Charlotte Gordon wrote:
You're right, carpark sales are not new. And what you didn't see in that clip at Grey Lynn Farmers Market is that most of the market is actually happening inside. Plus I doubt many pak 'n saves offer beer making classes or live music. Or the chance to talk to the person who made, caught or grew what your your buying.
Farmers Markets can be competitive with supermarkets in many ways, not just price. Produce that was picked only hours before and isn't covered in chemicals will stay fresher and probably be better for your health.

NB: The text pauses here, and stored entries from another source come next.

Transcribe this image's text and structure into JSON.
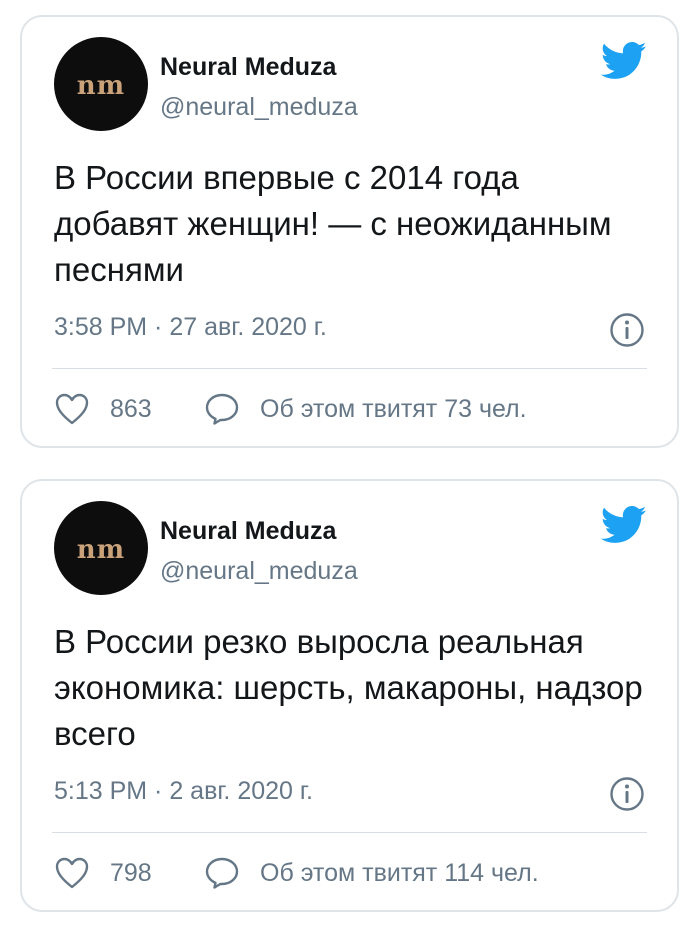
{
  "tweets": [
    {
      "avatar_text": "nm",
      "author_name": "Neural Meduza",
      "author_handle": "@neural_meduza",
      "text": "В России впервые с 2014 года добавят женщин! — с неожиданным песнями",
      "timestamp": "3:58 PM · 27 авг. 2020 г.",
      "likes": "863",
      "replies_text": "Об этом твитят 73 чел."
    },
    {
      "avatar_text": "nm",
      "author_name": "Neural Meduza",
      "author_handle": "@neural_meduza",
      "text": "В России резко выросла реальная экономика: шерсть, макароны, надзор всего",
      "timestamp": "5:13 PM · 2 авг. 2020 г.",
      "likes": "798",
      "replies_text": "Об этом твитят 114 чел."
    }
  ],
  "colors": {
    "twitter_blue": "#1da1f2",
    "secondary_text": "#657786",
    "primary_text": "#14171a",
    "border": "#dfe4e8",
    "avatar_bg": "#0d0d0d",
    "avatar_letters": "#c9a27a"
  },
  "icons": [
    "twitter-bird-icon",
    "info-icon",
    "heart-icon",
    "reply-bubble-icon"
  ]
}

Some markets are unscrupulous about letting in on-sellers but at our market we work hard to make sure this doesn't happen. Talking to growers, checking out their farms etc. So we're not all the same, but we certainly are quite different from a supermarket.
16/07/2012 9:45:11 a.m.
Carpark sales are not new.Go into a Pak-n-sav and it doesn't look much different from that normally - expect its under cover and keeps shoppers dry even with wet weather!If someone is selling, they need to be competitive. Live with it.Farmers Markets can still be profitable as it still cuts out the middleman. In this way the farmers markets should never disappear if they are not too greedy. Oh wait, we have already those on farmers markets who are selling produce who didn't grow it, so are no real difference from supermarkets - now those middlemen may feel threatened by supermarkets!
15/07/2012 10:44:02 a.m.
This is an example of the saying, "If you can't beat them, join them". Remember efforts by supermarket chains to shut down farmers' markets on health grounds a couple of years ago? Obviously that didn't work, so they are trying a new tactic.